The serine protease, furin, is involved in the activation of a number of proteins most notably epithelial sodium channels (ENaC). The urea transporter UT-A1, located in the kidney inner medullary collecting duct (IMCD), is important for urine concentrating ability. UT-A1's amino acid sequence has a consensus furin cleavage site (RSKR) in the N-terminal region. Despite the putative cleavage site, we find that UT-A1, either from the cytosolic or cell surface pool, is not cleaved by furin in CHO cells. This result was further confirmed by an inability of furin to cleave in vitro an (35)S-labeled UT-A1 or the 126 N-terminal UT-A1 fragment. Functionally, mutation of the furin site (R78A, R81A) does not affect UT-A1 urea transport activity. However, deletion of the 81-aa N-terminal portion does not affect UT-A1 cell surface trafficking, but seriously impair UT-A1 urea transport activity. Our results indicate that UT-A1 maturation and activation does not require furin-dependent cleavage. The N-terminal 81-aa fragment is required for proper UT-A1 urea transport activity, but its effect is not through changing UT-A1 membrane trafficking.

Fig. 1

A) A consensus furin cleavage site is conserved in rat, human, dog, monkey, but not in cattle. B, C) UT-A1 expression in furin manipulated CHO cells. pEGFP-UT-A1 was transiently transfected into wild type CHO, furin-deficient CHO, and furin-deficient + furin CHO cells for 48 hr. Total cell lysates or cell surface biotinylated proteins were analyzed by immunoblotting with anti-GFP (N-term, B) or anti-UT-A1 (C-term, C) antibodies.

Fig. 2. In vitro

furin cleavage. The whole UT-A1 (A) or a 126 N-terminal fragment (B) was prepared from rabbit reticulocyte lysates and radioactively labeled with 35S-methionine. The recombinant purified products were then processed for enzyme digestion with 1 and 5 units of furin at 30°C for 2 or 16 h.

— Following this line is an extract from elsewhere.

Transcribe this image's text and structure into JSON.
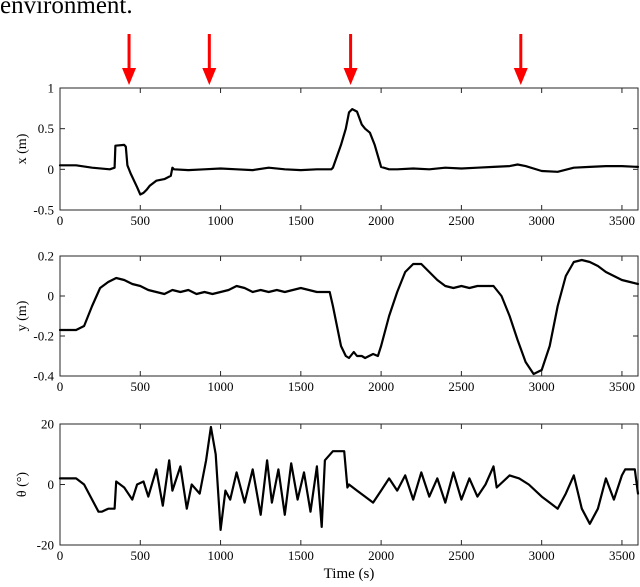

The samples were run on 4-20% SDS-PAGE and detected by autoradiograph. Arrows indicate the cleaved products.

Fig. 3

Disruption of UT-A1 furin sites does not affect UT-A1 activity. Oocytes were injected with cRNAs encoding UT-A1, or UT-A1 mutants (R78A, R81A) for 3 days. Top) urea transport activity was measured by 14C urea flux (n=5∼6 oocytes). Bottom) UT-A1 protein was analyzed by immunoblotting with antibody to UT-A1. Asterisk indicates a non-specific band. The same membrane were striped and re-probed with actin.

Fig. 4

Deletion of N-terminal 81-aa impairs UT-A1 activity. Oocytes were injected with cRNAs of UT-A1 or truncated UT-A1 (Δ81A1) for 3 days (top). Middle) urea transport activity was measured by 14C urea flux (n=5∼6 oocytes). Bottom) Total and biotinylated UT-A1 were analyzed by immunoblotting with antibody to UT-A1. The same membranes were re-probed for actin or detected by ABC (avidin-biotin complex).